Forget Back Doors – The IoT Makes it Just as Easy to Come Through the Front

Forget Back Doors – The IoT Makes it Just as Easy to Come Through the Front

The alphabet soup of acronyms describing the coming connected world is a signaling that is time get brush up on your security lingo, because the world is changing. IoT, M2M and ICS devices introduces an incomprehensible expansion of exploitable attack surfaces. Historically, information security has been defined as a perimeter of security around your most valuable IT assets. This security included different layers of protection for various areas of vulnerability.  And while there is still a very healthy and innovative market for traditional information security, the ecosystem is changing and an increasing number of new threat vectors are being established. There was a time when security only needed to consider exposed web services as an attack vector. With the IoT, the attack surface expands beyond the web into hardware, multiple operating systems, multiple protocols and the cloud. Where there was one, now there is five…or more.

There are security companies that have introduced solutions to fix some of these gaps in protection. For hardware security, the market is steadily embracing MDM technologies.  These smart operating systems with very clever agents allow organizations to secure data on mobile devices, remotely wipe them, and give individual access control to company assets.  This seemingly convenient way to allow employees to use their own preferred devices has proven helpful, however some Millennials in the workplace are beginning to object to the idea of “the man” having so much control over their personal devices. Just recently, a woman was fired for removing an app that tracked her whereabouts 24/7. The workforce management app seemed a little too “Big Brother”, which may well have corporations moving back to issuing company devices to employees. Of course, it doesn’t matter who owns the device – security at a device level still relies on an agent. As we move from a network of computer, tablets and smartphones, towards a network of billions of connected “things”, installed agents simply can’t scale. The end result will be a multitude of unprotected “things”

Protocols are also problematic…and profuse. There are more than 100 wireless protocols of the IoT that are invisible to the enterprise – even those companies using the most sophisticated security measures. The tools and technologies being used today protect environments from wired and WiFi threats, in a couple of years, these will be the least of your worries. An office building with 5,000 employees, each with 20-40Mb/s LTE of connection, essentially has a 10-20GB/s of Internet connection that is completely invisible - and this is just when considering personal cell phones. Of greater concern are the smaller, more fragile protocols that exist in the enterprise and operate quietly without causing much anxiety.  An example of this would be ZigBee. I have seen an engineer brick a ZigBee light bulb within minutes of unpacking, simply by sending malformed packets. This would be the equivalent of a telnet connection to port 23 of a router, holding down CCCCCCCCCCCCCCCC, and the router being destroyed, with no chance of repair other than being sent to the factory. I’m certainly not picking on ZigBee, they are just one example protocols that exist in the enterprise that could be vulnerable to basic attacks.

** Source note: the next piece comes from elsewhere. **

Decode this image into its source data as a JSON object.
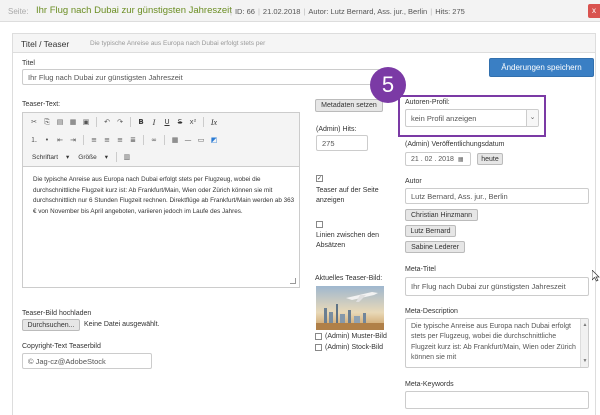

In another example of IoT vulnerability, our R&D teams analyzed an IoT deadbolt lock. We were surprised to find many more doors into the product (no pun intended) than we expected. When we decompiled both the Android and iOS versions of the management software for the device, we discovered that these were clearly developed by several different teams and it appeared that the testing was done on individual pieces of the product, but a full code audit wasn’t done on the product as a whole. This meant we could use the app to access not just the hardware, but also the manufacturers' servers. As more companies outsource development of various product layers, the attack surface will continue to expand.

In the examples I’ve talked about, it’s clear that there is still work to be done with IoT hardware, applications and protocols. But, perhaps what will be most paramount to IoT success is the cloud. I have a startup, and we don’t own a single server, no need to in 2015.  IoT devices don’t want a server, they will communicate through a gateway, or as in my prior reference through a mobile application. IoT devices will pair, provision and license through the cloud.  When credentials or other key security parameters can be extracted, wirelessly, through packet sniffing, or even the unbelievably common practice of hard coding credentials into mobile apps, the provisioning of these devices can be compromised. Just ask any of the Snappening victims how much devastation can be done by neglecting basic security encryption.

What does this mean for you? We are all in a Brave New World when it comes to security and the IoT. We are surrounded by blind spots that have the potential to be seen by the bad guys before the rest of us. For Information Security professionals, it’s imperative that you prepare for intrusions to come from multiple angles.